Born Aug. 20, 1932, in Kazan, Aksyonov was the son of Yevgenia Ginzburg, a prominent journalist. She and his father, a local Communist official, were sent to labor camps in the late 1930s at the height of Josef Stalin’s political purges, and he was placed in an orphanage.

At age 16, Aksyonov joined his mother in exile in the remote and frigid Magadan region, home to some of the harshest gulag prison camps, where his views were shaped in an atmosphere of free discussion among the repressed intelligentsia. His mother became known internationally after the publication of her memoir, “Journey into the Whirlwind.”

Aksyonov graduated from the Leningrad Medical University in 1956 and worked as a doctor until switching full-time to writing in 1960.

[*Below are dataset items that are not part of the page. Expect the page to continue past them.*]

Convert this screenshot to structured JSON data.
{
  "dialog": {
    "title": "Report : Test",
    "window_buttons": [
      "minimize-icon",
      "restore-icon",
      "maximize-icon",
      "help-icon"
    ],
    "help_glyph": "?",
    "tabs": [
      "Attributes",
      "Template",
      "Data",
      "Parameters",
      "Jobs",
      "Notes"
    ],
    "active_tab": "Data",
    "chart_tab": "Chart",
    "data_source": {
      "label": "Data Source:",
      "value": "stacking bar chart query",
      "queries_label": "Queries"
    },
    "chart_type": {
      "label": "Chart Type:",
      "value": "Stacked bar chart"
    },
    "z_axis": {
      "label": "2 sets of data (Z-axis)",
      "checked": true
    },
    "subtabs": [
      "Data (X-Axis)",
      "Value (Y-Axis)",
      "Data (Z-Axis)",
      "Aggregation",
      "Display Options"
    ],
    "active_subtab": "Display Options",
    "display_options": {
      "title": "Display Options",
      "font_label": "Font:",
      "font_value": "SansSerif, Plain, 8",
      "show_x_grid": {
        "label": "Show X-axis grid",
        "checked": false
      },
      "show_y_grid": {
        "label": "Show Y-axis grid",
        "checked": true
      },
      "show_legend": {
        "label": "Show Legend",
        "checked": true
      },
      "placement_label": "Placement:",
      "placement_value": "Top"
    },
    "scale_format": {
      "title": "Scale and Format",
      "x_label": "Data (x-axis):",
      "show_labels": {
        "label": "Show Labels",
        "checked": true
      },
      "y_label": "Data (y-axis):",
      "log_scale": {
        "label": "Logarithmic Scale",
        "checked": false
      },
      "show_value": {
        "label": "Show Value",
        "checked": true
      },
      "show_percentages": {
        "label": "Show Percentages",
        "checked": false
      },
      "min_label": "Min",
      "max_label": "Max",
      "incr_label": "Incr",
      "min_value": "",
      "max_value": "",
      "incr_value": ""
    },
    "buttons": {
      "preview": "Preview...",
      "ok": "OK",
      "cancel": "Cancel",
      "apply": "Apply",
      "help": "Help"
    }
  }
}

His first novel, “The Colleagues,” was published in 1959 in a popular youth magazine, bringing him instant recognition.

He soon became one of the informal leaders of the so-called shestidesyatniki — which translates roughly as “the ’60s generation” — young Soviets who resisted the Communist Party’s cultural and ideological restrictions.

“It was amazing: We were being brought up robots, but we began to listen to jazz,” Aksyonov said in a 2007 documentary on him.

“Aksyonov’s death is the death of an entire era,” prominent writer Viktor Yerofeyev told Itar-Tass. “And those are not just words — Aksyonov created the literary language of the shestidesyatniki … in the ’60s he was an idol for the whole country.”

Aksyonov is survived by his wife and a son.